[GIT PULL] Add trusted_for(2) (was O_MAYEXEC)
Theodore Ts'o
tytso at mit.edu
Tue Apr 5 22:21:39 UTC 2022
On Mon, Apr 04, 2022 at 04:26:44PM -0700, Linus Torvalds wrote:
> > > (a) "what about suid bits that user space cannot react to"
> >
> > What do you mean here? Do you mean setid bits on the file itself?
>
> Right.
>
> Maybe we don't care.
>
> Maybe we do.
>
> Is the user-space loader going to honor them? Is it going to ignore
> them? I don't know. And it actually interacts with things like
> 'nosuid', which the kernel does know about, and user space has a hard
> time figuring out.
So there *used* to be suidperl which was a setuid version of perl with
some extra security checks. (See [1] for more details.) The suidperl
binary would be used by #!/usr/bin/perl so it could honor setuid bits
on perl scripts, but it was deprecated in Perl 5.8 and removed in Perl
5.12 in 2010[2].
[1] https://mattmccutchen.net/suidperl.html
[2] https://metacpan.org/release/SHAY/perl-5.20.2/view/pod/perl5120delta.pod#Deprecations
So it's possible that the user-space loader might try to honor them,
and if there was such an example "in the field", it might be nice if
there was a way for the kernel to advise userspace about the nosuid.

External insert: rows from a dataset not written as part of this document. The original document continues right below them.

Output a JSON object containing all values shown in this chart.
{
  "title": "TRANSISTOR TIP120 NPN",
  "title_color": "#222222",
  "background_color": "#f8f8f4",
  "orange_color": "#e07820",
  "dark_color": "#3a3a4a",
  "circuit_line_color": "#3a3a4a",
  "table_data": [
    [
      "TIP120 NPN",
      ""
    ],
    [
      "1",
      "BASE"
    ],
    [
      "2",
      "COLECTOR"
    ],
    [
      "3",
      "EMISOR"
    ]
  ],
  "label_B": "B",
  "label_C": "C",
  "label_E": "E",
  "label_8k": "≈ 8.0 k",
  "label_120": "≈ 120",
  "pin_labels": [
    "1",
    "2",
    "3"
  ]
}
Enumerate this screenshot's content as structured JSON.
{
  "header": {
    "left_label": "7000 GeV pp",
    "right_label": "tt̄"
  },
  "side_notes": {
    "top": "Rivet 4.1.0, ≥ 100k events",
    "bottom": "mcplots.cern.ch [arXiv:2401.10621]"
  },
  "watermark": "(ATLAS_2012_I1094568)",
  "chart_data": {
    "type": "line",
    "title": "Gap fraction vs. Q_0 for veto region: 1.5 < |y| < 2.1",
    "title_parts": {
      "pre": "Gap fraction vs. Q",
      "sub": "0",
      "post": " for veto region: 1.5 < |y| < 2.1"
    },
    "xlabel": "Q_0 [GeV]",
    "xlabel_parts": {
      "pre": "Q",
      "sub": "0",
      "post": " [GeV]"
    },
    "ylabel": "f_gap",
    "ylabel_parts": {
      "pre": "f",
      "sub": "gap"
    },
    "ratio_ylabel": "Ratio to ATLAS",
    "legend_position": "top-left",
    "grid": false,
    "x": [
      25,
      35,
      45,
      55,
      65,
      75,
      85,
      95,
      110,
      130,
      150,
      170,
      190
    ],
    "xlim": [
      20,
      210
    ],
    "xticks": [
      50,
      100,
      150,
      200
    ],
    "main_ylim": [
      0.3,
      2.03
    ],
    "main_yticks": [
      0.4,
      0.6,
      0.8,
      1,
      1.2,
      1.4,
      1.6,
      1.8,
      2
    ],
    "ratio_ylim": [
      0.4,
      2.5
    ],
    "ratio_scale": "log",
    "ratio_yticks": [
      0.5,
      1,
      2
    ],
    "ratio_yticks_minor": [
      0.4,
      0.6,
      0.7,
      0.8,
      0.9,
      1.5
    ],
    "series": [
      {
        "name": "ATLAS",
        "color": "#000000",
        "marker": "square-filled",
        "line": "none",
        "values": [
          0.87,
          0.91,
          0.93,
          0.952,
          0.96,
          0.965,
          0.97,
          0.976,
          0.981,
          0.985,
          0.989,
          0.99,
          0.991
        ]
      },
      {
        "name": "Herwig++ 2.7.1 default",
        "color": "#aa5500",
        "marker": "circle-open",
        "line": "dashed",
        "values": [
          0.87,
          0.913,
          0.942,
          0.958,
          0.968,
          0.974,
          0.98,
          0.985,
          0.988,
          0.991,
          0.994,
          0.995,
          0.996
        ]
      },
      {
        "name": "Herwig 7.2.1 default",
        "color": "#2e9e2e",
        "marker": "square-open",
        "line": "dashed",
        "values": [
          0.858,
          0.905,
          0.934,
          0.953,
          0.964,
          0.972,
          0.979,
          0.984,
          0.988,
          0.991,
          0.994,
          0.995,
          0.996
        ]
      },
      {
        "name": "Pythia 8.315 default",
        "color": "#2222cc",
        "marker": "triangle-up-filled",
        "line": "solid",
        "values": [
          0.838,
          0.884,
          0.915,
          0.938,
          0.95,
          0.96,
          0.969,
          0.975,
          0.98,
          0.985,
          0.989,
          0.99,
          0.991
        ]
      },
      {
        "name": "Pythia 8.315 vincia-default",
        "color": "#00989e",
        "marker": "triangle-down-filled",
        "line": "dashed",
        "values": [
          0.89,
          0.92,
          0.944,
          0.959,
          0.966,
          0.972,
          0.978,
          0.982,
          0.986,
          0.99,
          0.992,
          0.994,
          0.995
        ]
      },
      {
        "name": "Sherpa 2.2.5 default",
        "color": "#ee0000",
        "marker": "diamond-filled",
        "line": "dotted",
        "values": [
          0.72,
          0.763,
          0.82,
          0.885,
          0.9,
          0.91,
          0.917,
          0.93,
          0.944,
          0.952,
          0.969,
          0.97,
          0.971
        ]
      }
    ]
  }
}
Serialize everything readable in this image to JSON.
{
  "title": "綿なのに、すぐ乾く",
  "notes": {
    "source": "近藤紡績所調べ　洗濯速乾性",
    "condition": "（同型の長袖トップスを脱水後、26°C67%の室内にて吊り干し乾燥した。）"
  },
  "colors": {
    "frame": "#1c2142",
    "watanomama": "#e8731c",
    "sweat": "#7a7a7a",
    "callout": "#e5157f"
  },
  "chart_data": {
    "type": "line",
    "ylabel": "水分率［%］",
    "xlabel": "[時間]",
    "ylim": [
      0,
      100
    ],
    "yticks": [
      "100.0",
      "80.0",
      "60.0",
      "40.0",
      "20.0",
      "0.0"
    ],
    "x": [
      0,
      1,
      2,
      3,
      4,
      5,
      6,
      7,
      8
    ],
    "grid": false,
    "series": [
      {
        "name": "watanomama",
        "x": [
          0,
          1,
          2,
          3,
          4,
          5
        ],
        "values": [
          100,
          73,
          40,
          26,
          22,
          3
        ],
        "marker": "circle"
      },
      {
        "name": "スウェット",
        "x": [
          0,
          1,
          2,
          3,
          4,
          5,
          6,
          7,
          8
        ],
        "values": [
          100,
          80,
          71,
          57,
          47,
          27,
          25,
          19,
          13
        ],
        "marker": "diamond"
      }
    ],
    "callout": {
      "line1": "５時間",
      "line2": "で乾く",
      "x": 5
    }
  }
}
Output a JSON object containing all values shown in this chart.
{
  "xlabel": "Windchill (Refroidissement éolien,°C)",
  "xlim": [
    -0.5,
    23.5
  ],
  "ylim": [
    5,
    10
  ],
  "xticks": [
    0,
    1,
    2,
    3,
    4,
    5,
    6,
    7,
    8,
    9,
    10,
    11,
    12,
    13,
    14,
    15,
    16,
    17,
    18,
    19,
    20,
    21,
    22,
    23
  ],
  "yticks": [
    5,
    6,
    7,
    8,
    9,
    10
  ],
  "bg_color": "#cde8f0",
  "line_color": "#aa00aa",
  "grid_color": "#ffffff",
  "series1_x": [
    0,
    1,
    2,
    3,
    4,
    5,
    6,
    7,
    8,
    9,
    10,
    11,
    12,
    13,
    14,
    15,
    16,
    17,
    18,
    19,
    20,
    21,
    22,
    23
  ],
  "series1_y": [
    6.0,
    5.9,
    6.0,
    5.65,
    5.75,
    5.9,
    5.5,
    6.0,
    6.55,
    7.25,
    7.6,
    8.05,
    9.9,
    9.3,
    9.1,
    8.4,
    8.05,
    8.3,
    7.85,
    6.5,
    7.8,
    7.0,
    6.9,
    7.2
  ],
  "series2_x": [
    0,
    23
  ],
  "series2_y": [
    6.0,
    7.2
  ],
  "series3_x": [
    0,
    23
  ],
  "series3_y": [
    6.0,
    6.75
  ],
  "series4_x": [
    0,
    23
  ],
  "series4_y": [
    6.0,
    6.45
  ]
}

But I'm not aware of any other shell script interpreter that tried do
what perl did with suidperl.
> So if the point is "give me an interface so that I can do the same
> thing a kernel execve() loader would do", then those sgid/suid bits
> actually may be exactly the kind of thing that user space wants the
> kernel to react to - should it ignore them, or should it do something
> special when it sees that they are set?
>
> I'm not saying that they *should* be something we care about. All I'm
> saying is that I want that *discussion* to happen.
I'm not convinced we should. I suppose *if* the shell script was
suid, *and* the file system was mounted nosuid, then the check could
return false, and that would be mostly harmless even if the script
interpreter didn't support setuid. But it's extra complexity, and in
theory it could break a setuid script, where the setuid bit was
previously a no-op, and it now might cause a problem for that user.